La quasi-totalité de l’énergie disponible chez les êtres vivants provient du soleil. Ce sont les algues et les plantes pourvus de chlorophylle qui sont capables de fabriquer directement des molécules organiques complexes à partir de l’eau et du gaz carbonique.

D’autres organismes tels les animaux ne possèdent pas de chlorophylle et n’ont d’autres sources d’énergie que les êtres vivants qui en possèdent. Ce principe simple est à la base de ce que l’on appelle des réseaux alimentaires dans lesquels on distingue les producteurs capables de capter l’énergie solaire et les consommateurs qui se transmettent cette énergie grâce à la prédation et éventuellement au parasitisme.

Les mollusques sont fondamentalement des consommateurs qui broûtent des végétaux chlorophylliens ou bien qui dévorent des organismes qui se sont eux-mêmes nourris de végétaux chlorophylliens.

Les mollusques sont tout naturellement des proies possibles pour toutes sortes d’animaux.

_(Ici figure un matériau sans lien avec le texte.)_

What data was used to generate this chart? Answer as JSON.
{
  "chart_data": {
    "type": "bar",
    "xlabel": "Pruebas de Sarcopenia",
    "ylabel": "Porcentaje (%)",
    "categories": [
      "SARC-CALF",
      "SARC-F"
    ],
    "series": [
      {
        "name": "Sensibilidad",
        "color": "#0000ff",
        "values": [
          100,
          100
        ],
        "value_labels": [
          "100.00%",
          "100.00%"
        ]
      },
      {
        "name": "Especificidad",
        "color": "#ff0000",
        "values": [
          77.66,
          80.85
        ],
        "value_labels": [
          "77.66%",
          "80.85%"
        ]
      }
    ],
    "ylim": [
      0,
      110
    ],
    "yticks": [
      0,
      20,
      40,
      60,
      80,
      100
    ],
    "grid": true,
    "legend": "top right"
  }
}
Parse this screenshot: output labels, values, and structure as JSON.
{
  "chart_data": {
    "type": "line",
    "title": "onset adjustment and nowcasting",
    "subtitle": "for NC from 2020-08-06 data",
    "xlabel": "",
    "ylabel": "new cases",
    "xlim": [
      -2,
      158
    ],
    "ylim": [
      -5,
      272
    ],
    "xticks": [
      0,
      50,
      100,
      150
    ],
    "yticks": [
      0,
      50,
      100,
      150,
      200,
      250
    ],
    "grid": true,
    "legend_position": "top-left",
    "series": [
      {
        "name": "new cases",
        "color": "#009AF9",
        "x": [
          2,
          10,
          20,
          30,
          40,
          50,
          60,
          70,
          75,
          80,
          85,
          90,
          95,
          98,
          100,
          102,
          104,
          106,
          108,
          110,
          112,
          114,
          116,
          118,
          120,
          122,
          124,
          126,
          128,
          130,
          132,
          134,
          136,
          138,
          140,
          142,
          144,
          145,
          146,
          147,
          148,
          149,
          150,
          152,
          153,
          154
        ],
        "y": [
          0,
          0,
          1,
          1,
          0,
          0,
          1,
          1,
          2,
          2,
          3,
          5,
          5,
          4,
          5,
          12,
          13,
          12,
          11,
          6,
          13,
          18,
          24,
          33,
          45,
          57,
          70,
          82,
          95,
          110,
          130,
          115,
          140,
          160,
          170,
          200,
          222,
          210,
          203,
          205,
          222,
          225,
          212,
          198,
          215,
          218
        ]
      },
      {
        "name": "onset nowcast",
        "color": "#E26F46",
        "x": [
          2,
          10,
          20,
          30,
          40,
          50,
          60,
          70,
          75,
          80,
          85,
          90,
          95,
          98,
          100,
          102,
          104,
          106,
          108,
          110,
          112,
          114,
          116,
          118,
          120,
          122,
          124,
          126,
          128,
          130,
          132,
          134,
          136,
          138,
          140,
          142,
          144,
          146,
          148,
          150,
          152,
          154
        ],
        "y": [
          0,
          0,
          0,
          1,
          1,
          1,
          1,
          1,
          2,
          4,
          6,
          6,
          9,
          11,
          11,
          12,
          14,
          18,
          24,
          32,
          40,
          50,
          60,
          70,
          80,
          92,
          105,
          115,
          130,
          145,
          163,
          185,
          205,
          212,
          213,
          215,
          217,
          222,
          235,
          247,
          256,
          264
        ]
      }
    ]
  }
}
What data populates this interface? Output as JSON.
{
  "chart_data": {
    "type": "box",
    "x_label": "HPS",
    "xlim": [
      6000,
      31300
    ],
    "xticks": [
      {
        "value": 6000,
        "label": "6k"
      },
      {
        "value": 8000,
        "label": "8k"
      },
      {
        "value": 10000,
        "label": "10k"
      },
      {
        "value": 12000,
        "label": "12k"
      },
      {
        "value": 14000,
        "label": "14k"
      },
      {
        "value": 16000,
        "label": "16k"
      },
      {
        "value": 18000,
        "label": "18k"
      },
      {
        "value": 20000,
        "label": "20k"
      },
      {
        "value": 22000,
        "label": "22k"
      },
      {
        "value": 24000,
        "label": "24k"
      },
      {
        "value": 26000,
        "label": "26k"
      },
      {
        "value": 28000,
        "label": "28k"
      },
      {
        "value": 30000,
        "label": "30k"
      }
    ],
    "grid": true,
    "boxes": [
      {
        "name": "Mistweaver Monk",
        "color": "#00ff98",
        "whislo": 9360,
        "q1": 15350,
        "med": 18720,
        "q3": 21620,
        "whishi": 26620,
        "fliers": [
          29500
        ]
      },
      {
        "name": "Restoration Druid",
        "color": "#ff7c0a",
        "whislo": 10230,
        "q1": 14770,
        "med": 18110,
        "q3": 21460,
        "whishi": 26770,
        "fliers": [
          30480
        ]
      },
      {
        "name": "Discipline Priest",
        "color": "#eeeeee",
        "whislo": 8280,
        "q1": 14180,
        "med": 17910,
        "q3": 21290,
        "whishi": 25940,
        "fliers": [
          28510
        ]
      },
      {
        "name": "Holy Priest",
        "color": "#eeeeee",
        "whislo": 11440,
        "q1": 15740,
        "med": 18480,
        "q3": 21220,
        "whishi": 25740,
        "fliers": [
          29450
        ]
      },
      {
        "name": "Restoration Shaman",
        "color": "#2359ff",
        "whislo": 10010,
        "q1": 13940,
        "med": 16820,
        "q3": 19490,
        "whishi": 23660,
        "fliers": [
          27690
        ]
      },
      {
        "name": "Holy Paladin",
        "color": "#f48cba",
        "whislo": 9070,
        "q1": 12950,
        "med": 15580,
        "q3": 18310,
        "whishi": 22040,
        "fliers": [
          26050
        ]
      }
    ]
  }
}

Parmi les prédateurs des mollusques les plus fréquemment signalés on peut citer : en milieu marin les crustacés et les poissons sans oublier certaines espèces de mollusques qui sont elles-mêmes prédatrices ; dans les eaux douces, les insectes aquatiques à l’état larvaire ou adulte ainsi que divers autres invertébrés et certains vertébrés comme les poissons ; en milieu terrestre, les oiseaux et les mammifères, hommes compris.

Au cours de l’évolution, la sélection naturelle a pourvu les organismes susceptibles d’être « mangés » de toutes sortes d’adaptations qui vont de la course rapide aux carapaces les plus épaisses. Le monde des mollusques marins gastéropodes et bivalves fournit un échantillonnage étonnant des stratégies retenues par la sélection chez les animaux incapables de déplacements rapides. Nous illustrerons ces stratégies en distinguant la protection par la morphologie de la coquille, la protection par le camouflage et la protection par ce que nous appelons l’exhibitionnisme.